Years ago, when I started teaching middle school, I witnessed my first kindergarten dance presentation. I must confess I was impressed. The presentation was clearly rehearsed—arguably to an obsessive degree.
Years later during my first years of mentorship training with Originateve, I started to learn more about the art of improvisation and the dire need to regenerate, back into our educational models, this forgotten approach to the arts. This is the primary reason for which our preschool OPEN MIC curriculum exists. Our goal is for all of our kids to always be ready to perform, not simply after tiresome and stressful rehearsal.
As you will see in the videos below, this morning we created a little space for IMPROV. Here are a few contextualizing details that will help delineate the powerful experience we shared together.

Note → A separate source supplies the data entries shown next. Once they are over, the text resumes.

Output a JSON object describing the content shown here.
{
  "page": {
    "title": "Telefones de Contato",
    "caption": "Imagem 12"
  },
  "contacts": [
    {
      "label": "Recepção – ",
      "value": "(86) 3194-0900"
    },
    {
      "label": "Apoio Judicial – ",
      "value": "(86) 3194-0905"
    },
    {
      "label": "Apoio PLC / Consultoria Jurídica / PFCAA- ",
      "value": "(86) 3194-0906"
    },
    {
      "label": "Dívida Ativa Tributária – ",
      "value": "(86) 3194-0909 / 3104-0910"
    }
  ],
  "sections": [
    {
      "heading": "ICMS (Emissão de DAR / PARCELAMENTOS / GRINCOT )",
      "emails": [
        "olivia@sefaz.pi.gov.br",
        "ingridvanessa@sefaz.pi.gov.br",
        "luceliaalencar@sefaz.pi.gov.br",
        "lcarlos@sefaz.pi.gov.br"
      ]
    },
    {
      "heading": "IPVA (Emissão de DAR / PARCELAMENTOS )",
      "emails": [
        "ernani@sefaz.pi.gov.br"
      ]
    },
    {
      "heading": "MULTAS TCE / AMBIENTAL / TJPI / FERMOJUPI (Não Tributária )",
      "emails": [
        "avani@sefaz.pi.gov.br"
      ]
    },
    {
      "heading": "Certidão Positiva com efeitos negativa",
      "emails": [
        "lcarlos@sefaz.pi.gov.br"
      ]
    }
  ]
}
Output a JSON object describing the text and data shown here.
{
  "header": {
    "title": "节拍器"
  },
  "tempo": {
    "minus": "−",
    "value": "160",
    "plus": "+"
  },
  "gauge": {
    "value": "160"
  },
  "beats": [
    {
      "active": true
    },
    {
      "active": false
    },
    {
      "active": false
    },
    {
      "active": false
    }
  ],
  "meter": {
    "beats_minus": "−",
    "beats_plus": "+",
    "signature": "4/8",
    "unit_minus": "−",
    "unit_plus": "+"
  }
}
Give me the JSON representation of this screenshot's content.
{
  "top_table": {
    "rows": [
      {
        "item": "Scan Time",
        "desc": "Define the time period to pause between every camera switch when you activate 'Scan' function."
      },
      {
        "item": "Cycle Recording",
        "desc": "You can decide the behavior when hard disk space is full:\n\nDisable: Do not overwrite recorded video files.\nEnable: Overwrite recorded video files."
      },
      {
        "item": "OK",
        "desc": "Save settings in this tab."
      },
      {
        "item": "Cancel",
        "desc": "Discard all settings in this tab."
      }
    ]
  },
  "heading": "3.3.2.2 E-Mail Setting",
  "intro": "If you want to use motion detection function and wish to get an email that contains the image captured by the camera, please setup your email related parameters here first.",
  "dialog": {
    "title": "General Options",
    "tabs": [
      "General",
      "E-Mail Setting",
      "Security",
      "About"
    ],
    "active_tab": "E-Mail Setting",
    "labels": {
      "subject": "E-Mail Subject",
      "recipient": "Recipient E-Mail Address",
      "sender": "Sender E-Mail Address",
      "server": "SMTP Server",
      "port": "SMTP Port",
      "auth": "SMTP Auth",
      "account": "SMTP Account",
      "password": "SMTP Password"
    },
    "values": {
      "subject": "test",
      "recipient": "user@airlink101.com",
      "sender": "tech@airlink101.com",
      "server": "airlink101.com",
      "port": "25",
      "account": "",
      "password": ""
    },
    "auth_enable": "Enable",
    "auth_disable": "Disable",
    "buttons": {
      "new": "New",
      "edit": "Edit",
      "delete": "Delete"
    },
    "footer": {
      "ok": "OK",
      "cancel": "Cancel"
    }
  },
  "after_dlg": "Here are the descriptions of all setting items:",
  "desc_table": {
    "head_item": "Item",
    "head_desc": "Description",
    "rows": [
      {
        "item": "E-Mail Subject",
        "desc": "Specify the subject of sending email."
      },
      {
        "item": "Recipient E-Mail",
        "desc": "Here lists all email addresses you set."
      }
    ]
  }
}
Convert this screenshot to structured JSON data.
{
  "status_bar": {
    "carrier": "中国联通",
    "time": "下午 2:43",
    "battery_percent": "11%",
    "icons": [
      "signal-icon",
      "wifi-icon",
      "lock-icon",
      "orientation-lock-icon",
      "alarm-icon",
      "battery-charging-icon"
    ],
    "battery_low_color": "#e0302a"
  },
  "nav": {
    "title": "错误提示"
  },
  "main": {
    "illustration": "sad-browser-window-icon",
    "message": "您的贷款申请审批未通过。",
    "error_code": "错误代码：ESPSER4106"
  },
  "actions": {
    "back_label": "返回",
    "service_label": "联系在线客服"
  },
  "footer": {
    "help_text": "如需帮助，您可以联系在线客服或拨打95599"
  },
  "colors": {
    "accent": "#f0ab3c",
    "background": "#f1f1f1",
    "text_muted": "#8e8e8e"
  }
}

- Nobody knew about our improvised dance session this morning—not even me! Our Diguan teachers (kids ages 4-6) knew that we would have a DO SI DO dance time, but none of us had planned for it to be a public performance.
- If you look carefully at the first video, you can see what I hoped for most clearly in Momo’s face (the first girl in the line-up) as she entered the room, hand-in-hand, with her partner. There was a blush but also a solid determination. This is an essential life quality we hope to foster in all of our children. Momo for her first 2 years at MT, was the queen of saying No! Always too shy! Well, sorry, not anymore. Our kindergarten team has chiseled away at all silly sheeping away nonsense.
- Due to the success of our first round of DO SI DO, I then decided to take the improvisational risk a bit further. Time for the little brothers and sisters to dance. I had no idea how they would respond. Let me say that again: I HAD NO IDEA HOW THEY WOULD RESPOND. This aspect is key to any serious educational model. Overly paid curriculum developers in far away sky scrapers are way too hung up on eliminating any unpredictabilities. Like mad lab scientists that want full control of outcome. Theories cease to be theories when they’ve already been test-proofed to death. Nothing new can ever come, if we are always trying the same approach. Today we ventured and took a risk and our kids surprised us with their brilliance and natural inclination towards improvisation and live performance.
- And what about all of the peer to peer learning that is taking place. Kids are helping kids know what the hell is going on. Now, that is what the experts call child-centered learning!
- One final point I want to make is regarding the importance of learning to be a good audience. Too often we focus on the performers rather than on the audience. Great performers are all great audiences first. They understand the respect that performance merits.